The Legend of Zelda; Twilight Princess
Game Title: The Legend of Zelda; Twilight Princess
Your name: Luc van de Mortel
Pretty or ugly: pretty
Description: I think all Zelda games are good examples of really good sound/music design. However, I chose this particular battle because it really stood out to me. At the start there is no music at all (which is a big contrast to the rest of the game where music almost always plays), which makes the scene more dramatic and thrilling because the boss room is so large and you don’t know what to expect. The loud echo you hear from every footstep really amplifies the large feeling of the room. Then the music starts slowly and builds up while the monster is brought to life by the villain. After the monster is fully resurrected the music becomes quite dramatic and the monster makes low growling sounds. You have to use a spinning device to maneuver around the arena, but other spinning devices are also circling the arena. But luckily you can hear them approaching, allowing you to jump out of the way before they hit you.

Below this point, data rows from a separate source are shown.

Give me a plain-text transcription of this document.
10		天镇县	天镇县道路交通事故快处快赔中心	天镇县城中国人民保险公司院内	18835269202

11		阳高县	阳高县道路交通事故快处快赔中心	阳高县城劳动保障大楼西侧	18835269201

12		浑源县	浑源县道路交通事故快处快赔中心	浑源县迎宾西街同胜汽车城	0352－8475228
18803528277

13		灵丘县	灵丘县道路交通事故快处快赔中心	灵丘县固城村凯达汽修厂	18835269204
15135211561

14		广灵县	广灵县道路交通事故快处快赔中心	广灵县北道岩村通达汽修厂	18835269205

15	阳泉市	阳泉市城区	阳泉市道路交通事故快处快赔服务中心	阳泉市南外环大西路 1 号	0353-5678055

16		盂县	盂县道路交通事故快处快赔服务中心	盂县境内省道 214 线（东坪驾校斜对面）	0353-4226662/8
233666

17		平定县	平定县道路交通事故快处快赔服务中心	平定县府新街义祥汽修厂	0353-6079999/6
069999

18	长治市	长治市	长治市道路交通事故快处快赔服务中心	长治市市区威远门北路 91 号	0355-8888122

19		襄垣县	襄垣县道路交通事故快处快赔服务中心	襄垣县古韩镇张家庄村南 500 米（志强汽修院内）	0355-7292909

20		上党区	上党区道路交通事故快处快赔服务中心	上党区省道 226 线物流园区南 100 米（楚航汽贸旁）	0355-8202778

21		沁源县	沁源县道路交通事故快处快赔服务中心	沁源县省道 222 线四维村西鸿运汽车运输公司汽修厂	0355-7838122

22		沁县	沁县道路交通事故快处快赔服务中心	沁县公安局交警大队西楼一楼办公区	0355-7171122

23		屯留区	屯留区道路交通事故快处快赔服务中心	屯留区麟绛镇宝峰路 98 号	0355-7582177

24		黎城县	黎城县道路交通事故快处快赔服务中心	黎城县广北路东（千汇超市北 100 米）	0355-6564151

Then after defeating the boss for the first time the fight is not over yet. Round 2 starts. Round 2 is harder and the faster and more dramatic version of the music reflects that (also old Zelda fans will recognize the Volvagia battle music from an older Zelda game – Zelda Ocarina of Time – mixed through the music now!). What is perhaps the most awesome part of the sound design in this battle is at 4:50 in the video when you finally get an opening to seriously damage the boss, the music fluently fades to a more heroic theme which makes it instantly clear to the player that this is it, this is your chance to damage him, go for it! To me that felt quite epic and really made the boss battles from Zelda Twilight Princess memorable.